Music Reviews
STNNNG

STNNNG

Fake Fake

Modern Radio Records

Do you remember back in the late ’80s and early ’90s, when so much of the good college rock was antisocial shouty guys screaming stream of consciousness awkwardness over granite-slab, grinding riffs and low end distorted bass, evil with octopus-armed drum groove? Patron saints were the Fall and their apostles included luminaries like Scratch Acid (and the succeeding Jesus Lizard), Big Black, and Killdozer. And maybe the entire Touch and Go roster? Friend, happy fucking times are here again! There is no other band doing what STNNNG is doing, as well as they’re doing it, that I can think of recently except for maybe McClusky and Sluts of Trust. Fake Fake is the goodness, with a hearty dose of Zappa-esque bratty art pranks. Dig?

Opener “Grand Island, Neb.” sets an impossibly twisted standard for the rest of the album. Over a distorted bass crawl, plodding drums, and wiry guitar harmonics, the vocalist, almost more of a method actor, plays the part of both the captain and luckless crew of a boat in the midst of some absurdist Moby Dick style quest – screeching alternately, “My lips are caked and bloody,” or bellowing, “Row, keep rowing!” I love how the vocals go from mannered, talk-singing to scabby screams and howls.
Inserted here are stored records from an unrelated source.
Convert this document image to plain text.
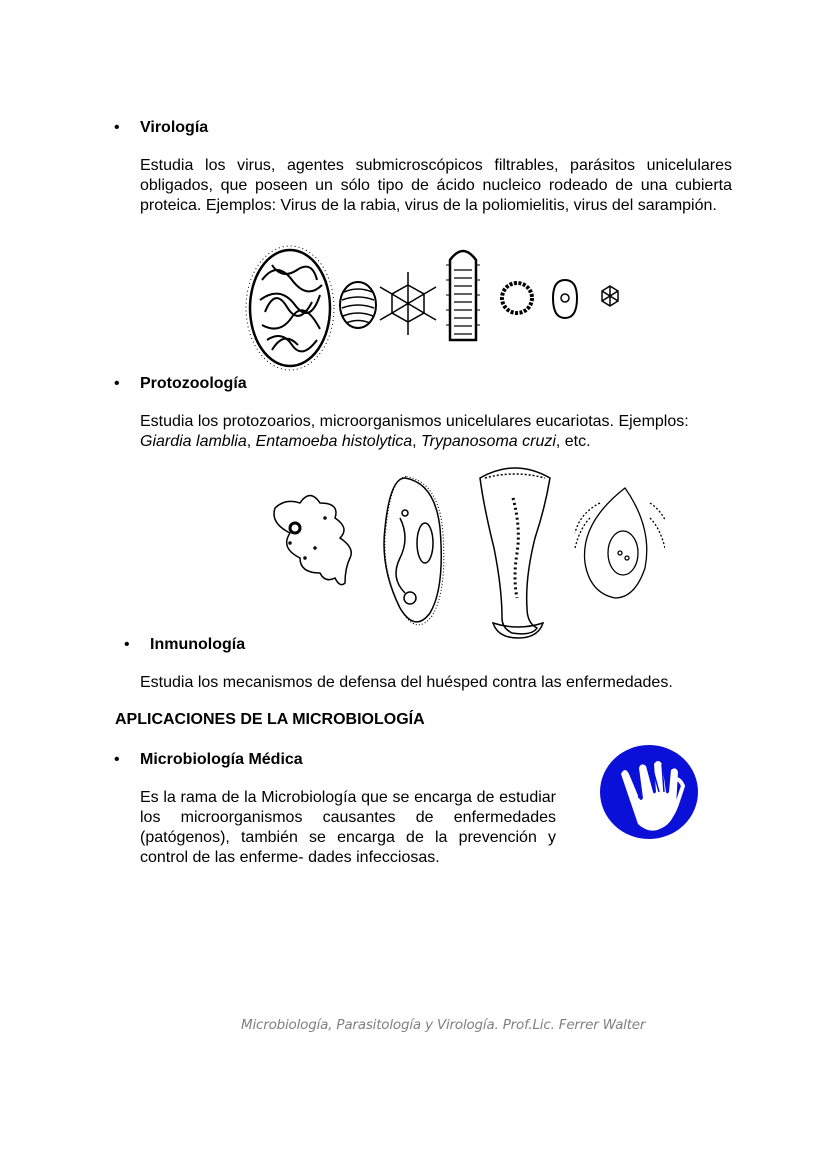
• Virología
Estudia los virus, agentes submicroscópicos filtrables, parásitos unicelulares obligados, que poseen un sólo tipo de ácido nucleico rodeado de una cubierta proteica. Ejemplos: Virus de la rabia, virus de la poliomielitis, virus del sarampión.
• Protozoología
Estudia los protozoarios, microorganismos unicelulares eucariotas. Ejemplos:
Giardia lamblia, Entamoeba histolytica, Trypanosoma cruzi, etc.
• Inmunología
Estudia los mecanismos de defensa del huésped contra las enfermedades.
APLICACIONES DE LA MICROBIOLOGÍA
• Microbiología Médica
Es la rama de la Microbiología que se encarga de estudiar los microorganismos causantes de enfermedades (patógenos), también se encarga de la prevención y control de las enferme- dades infecciosas.
Microbiología, Parasitología y Virología. Prof.Lic. Ferrer Walter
I played it to a pal of mine who traveled a long way to see Scratch Acid reform in Chicago and his eyes lit up appropriately. “Dub Warehousing” is more Jesus-Lizard-esque fuzzed drunken noir lurching, with a great gang-sung chorus. I love when the vocalist starts having a breakdown off-mic. The speedier ur-punk of “Real Horror Show” conjures up bits of scary long-haired Black Flag – always a good thing. “Dead Sex” is totally preening and strutting – their riffs are simplistic perfection, T-Rex style, without sounding like T-Rex, ya dig? That well-constructed. And the guitar-bass-drums are in fearsome sync, with vocals in the dark, cruel vein of Mark E. Smith or the mighty Prolapse, and then doing that thing that only two vocalists maybe can pull off, where he breaks down into gibberish before instantly regaining his composure with a sneer, “I’ve learned a few things about repetition and how to avoid it.” More! The Id Is A Dude” keeps looping as high-strung tense dynamics build, until you can’t even take a breath in this wiretrap. No escape. No release. Until a final, all-too brief explosion of distortion and screams. That’s all you get.

Oh and the packaging gave me a jolt as well, dad! Like 3-D glasses! Well, almost! The ruby red CD casing is perfect for coaxing out the secrets hidden in the liner notes – spiders, bird attacks, magicians, and skulls! These dudes are working on a Half-Japanese level of sublime thematic awesomeness.